For the avoidance of doubt, Section 16(1)(b) of the PPA states interalia that; ‘no procurement proceedings shall be formalised until the procuring entity has ensured that funds are available to meet the obligations’. This is further explained by the Procurement Procedure Manual precisely section 62.1, which states that; ‘In addition to any other regulations as may be prescribed by the Bureau, a mobilisation fee of no more than 15 per cent may be paid to a supplier or contractor supported by the following: •In the case of national competitive bidding -an unconditional bank guarantee issued by an institution acceptable to the procuring entity; •In the case of international competitive bidding- an unconditional bank guarantee issued by a banking institution acceptable to the procuring entity.’

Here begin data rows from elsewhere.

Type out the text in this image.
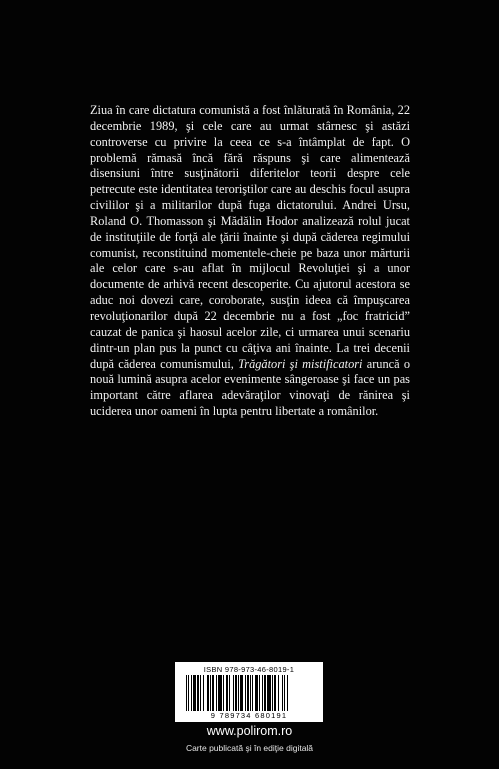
Ziua în care dictatura comunistă a fost înlăturată în România, 22 decembrie 1989, şi cele care au urmat stârnesc şi astăzi controverse cu privire la ceea ce s-a întâmplat de fapt. O problemă rămasă încă fără răspuns şi care alimentează disensiuni între susţinătorii diferitelor teorii despre cele petrecute este identitatea teroriştilor care au deschis focul asupra civililor şi a militarilor după fuga dictatorului. Andrei Ursu, Roland O. Thomasson şi Mădălin Hodor analizează rolul jucat de instituţiile de forţă ale ţării înainte şi după căderea regimului comunist, reconstituind momentele-cheie pe baza unor mărturii ale celor care s-au aflat în mijlocul Revoluţiei şi a unor documente de arhivă recent descoperite. Cu ajutorul acestora se aduc noi dovezi care, coroborate, susţin ideea că împuşcarea revoluţionarilor după 22 decembrie nu a fost „foc fratricid” cauzat de panica şi haosul acelor zile, ci urmarea unui scenariu dintr-un plan pus la punct cu câţiva ani înainte. La trei decenii după căderea comunismului, Trăgători şi mistificatori aruncă o nouă lumină asupra acelor evenimente sângeroase şi face un pas important către aflarea adevăraţilor vinovaţi de rănirea şi uciderea unor oameni în lupta pentru libertate a românilor.

ISBN 978-973-46-8019-1
9 789734 680191
www.polirom.ro
Carte publicată şi în ediţie digitală
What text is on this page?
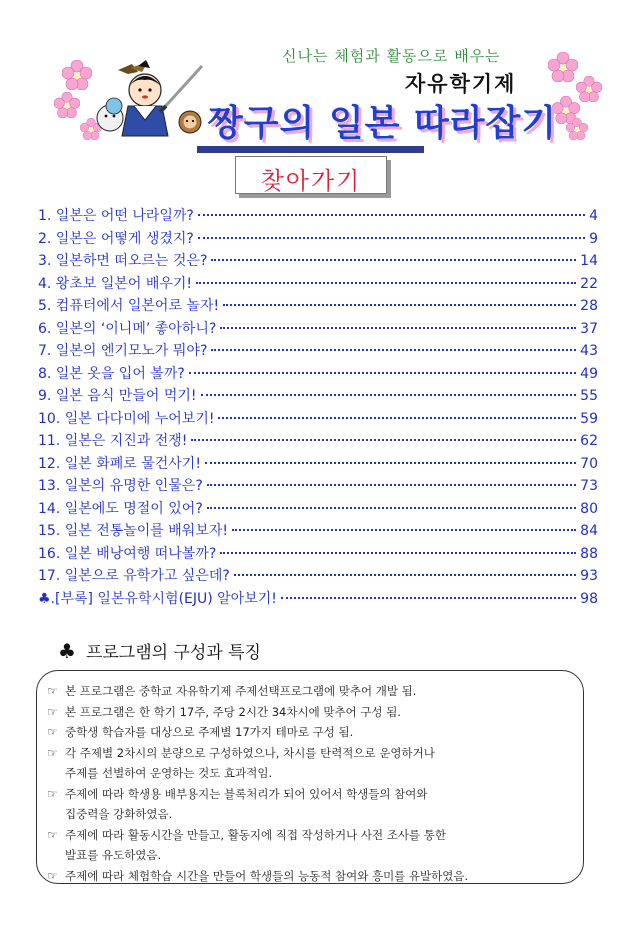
신나는 체험과 활동으로 배우는
자유학기제
짱구의 일본 따라잡기
찾아가기
1. 일본은 어떤 나라일까?	4
2. 일본은 어떻게 생겼지?	9
3. 일본하면 떠오르는 것은?	14
4. 왕초보 일본어 배우기!	22
5. 컴퓨터에서 일본어로 놀자!	28
6. 일본의 ‘이니메’ 좋아하니?	37
7. 일본의 엔기모노가 뭐야?	43
8. 일본 옷을 입어 볼까?	49
9. 일본 음식 만들어 먹기!	55
10. 일본 다다미에 누어보기!	59
11. 일본은 지진과 전쟁!	62
12. 일본 화폐로 물건사기!	70
13. 일본의 유명한 인물은?	73
14. 일본에도 명절이 있어?	80
15. 일본 전통놀이를 배워보자!	84
16. 일본 배낭여행 떠나볼까?	88
17. 일본으로 유학가고 싶은데?	93
♣.[부록] 일본유학시험(EJU) 알아보기!	98
♣ 프로그램의 구성과 특징
☞ 본 프로그램은 중학교 자유학기제 주제선택프로그램에 맞추어 개발 됨.
☞ 본 프로그램은 한 학기 17주, 주당 2시간 34차시에 맞추어 구성 됨.
☞ 중학생 학습자를 대상으로 주제별 17가지 테마로 구성 됨.
☞ 각 주제별 2차시의 분량으로 구성하였으나, 차시를 탄력적으로 운영하거나
주제를 선별하여 운영하는 것도 효과적임.
☞ 주제에 따라 학생용 배부용지는 블록처리가 되어 있어서 학생들의 참여와
집중력을 강화하였음.
☞ 주제에 따라 활동시간을 만들고, 활동지에 직접 작성하거나 사전 조사를 통한
발표를 유도하였음.
☞ 주제에 따라 체험학습 시간을 만들어 학생들의 능동적 참여와 흥미를 유발하였음.
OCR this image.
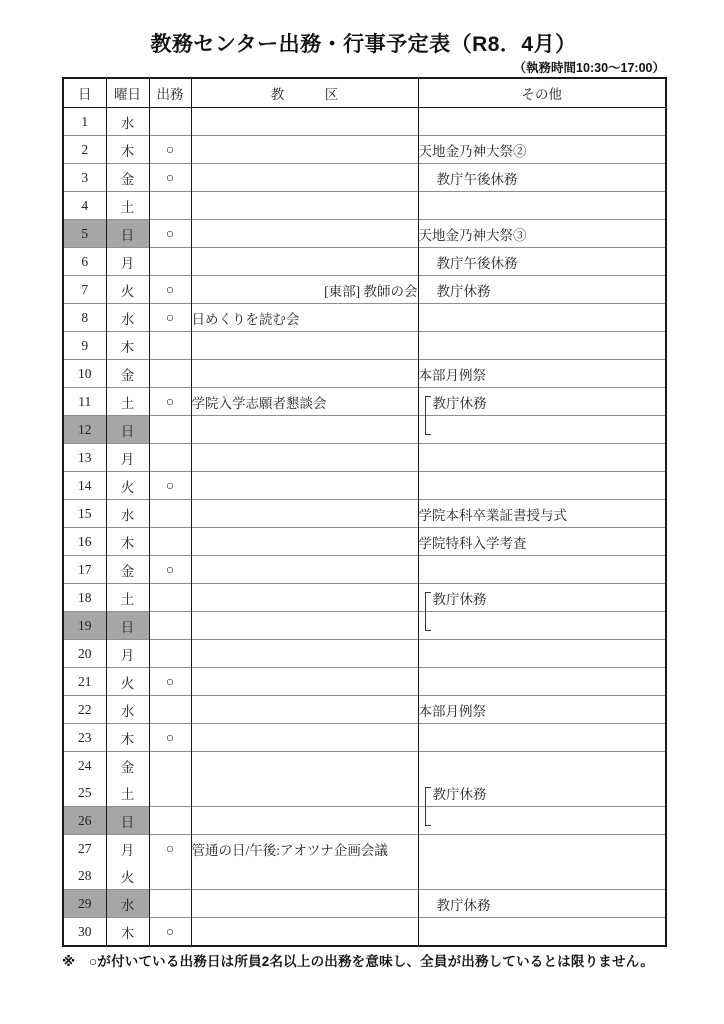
教務センター出務・行事予定表（R8．4月）
（執務時間10:30～17:00）
日	曜日	出務	教　　　区	その他
1	水			
2	木	○		天地金乃神大祭②
3	金	○		教庁午後休務
4	土			
5	日	○		天地金乃神大祭③
6	月			教庁午後休務
7	火	○	[東部] 教師の会	教庁休務
8	水	○	日めくりを読む会	
9	木			
10	金			本部月例祭
11	土	○	学院入学志願者懇談会	教庁休務
12	日			
13	月			
14	火	○		
15	水			学院本科卒業証書授与式
16	木			学院特科入学考査
17	金	○		
18	土			教庁休務
19	日			
20	月			
21	火	○		
22	水			本部月例祭
23	木	○		
24	金			
25	土			教庁休務
26	日			
27	月	○	管通の日/午後:アオツナ企画会議	
28	火			
29	水			教庁休務
30	木	○		
※　○が付いている出務日は所員2名以上の出務を意味し、全員が出務しているとは限りません。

“This means that the commission must not have the complete funds to embark on the project but rather, the availability of 15 per cent  of the contract sum (mobilisation fee) is the minimum fund required to embark on this project.
“It should be noted that 15 per cent mobilisation  fee is neither mandatory nor compulsory, hence a contractor may decide to commence the works without requesting to collect any mobilisation fees- therefore, claims of insufficient funds are eroded, and hence, reasons for cancellation of this completed procurement process can not be justified.

“In view of the foregoing, the bureau regrets to decline the commission’s request; the BPP’s earlier position is hereby sustained.”
BPP also accused PenCom of causing avoidable delays in the implementation of the procurement, and reminded it that it “will account for any negative adverse implication that may arise as a result of this delay.”